BGP was also blamed for the CenturyLink outage a year ago that crashed a range of big sites worldwide that rely on its services. In that snafu, a BGP function called flowspec was misconfigured. Flowspec reroutes traffic among peer routers on the Internet to mitigate distributed denial of service (DDoS) attacks and other security woes.

Of course, no one has missed the odd coincidence that Facebook’s systems crashed hours after whistleblower Frances Haugen, a former employee, took Facebook to task on national television for putting profits ahead of user safety. The fallout from that interview on CBS’s “60 Minutes” continues to goad politicians worldwide into a chorus of Facebook criticism, even as Haugen testifies to a U.S. Senate subcommittee today.

Whether there was any foul play behind the outage may never be clear. “We don’t know how or why the outages persist at Facebook and its other properties,” wrote Brian Krebs, “but the changes had to have come from inside the company, as Facebook manages those records internally. Whether the changes were made maliciously or by accident is anyone’s guess at this point.”

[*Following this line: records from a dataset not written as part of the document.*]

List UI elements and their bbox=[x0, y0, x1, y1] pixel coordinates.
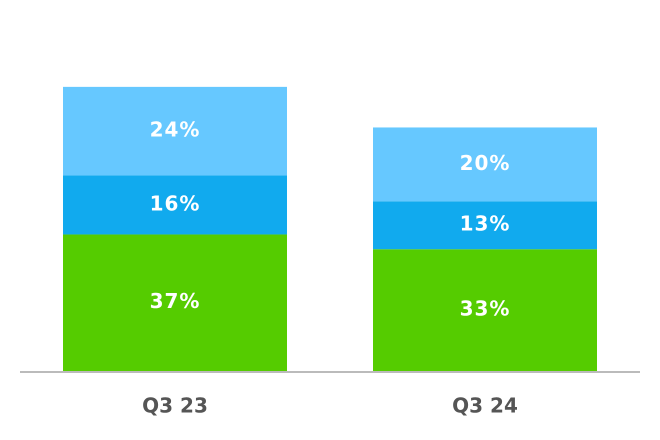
bar-segment bbox=[373, 249, 597, 371]
bar-segment bbox=[373, 127, 597, 202]
bar-segment bbox=[373, 201, 597, 250]
value-label: 37% bbox=[150, 289, 201, 313]
x-tick-label: Q3 23 bbox=[142, 394, 208, 418]
value-label: 24% bbox=[150, 118, 201, 142]
value-label: 20% bbox=[460, 151, 511, 175]
value-label: 33% bbox=[460, 297, 511, 321]
bar-segment bbox=[63, 86, 287, 176]
bar-segment bbox=[63, 234, 287, 371]
bar-segment bbox=[63, 175, 287, 235]
x-tick-label: Q3 24 bbox=[452, 394, 518, 418]
value-label: 16% bbox=[150, 191, 201, 215]
value-label: 13% bbox=[460, 212, 511, 236]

Could This Outage Have Been Avoided?

All of this prompts questions about how this outage could have been avoided. Why, for instance, were all of Facebook’s systems running in house? Why were they so inaccessible in a crisis? Why was the audit tool buggy? Why was one engineer fiddling with global backbone capacity?

At the very least, the Facebook crash should serve as a wake-up call – and not just for Facebook. Other outages like CenturyLink’s have demonstrated that other systems operate along similar lines, even in this age of zero trust and cyberwarfare.

As Santosh Janardhan wrote today: “Every failure like this is an opportunity to learn and get better, and there’s plenty for us to learn from this one.”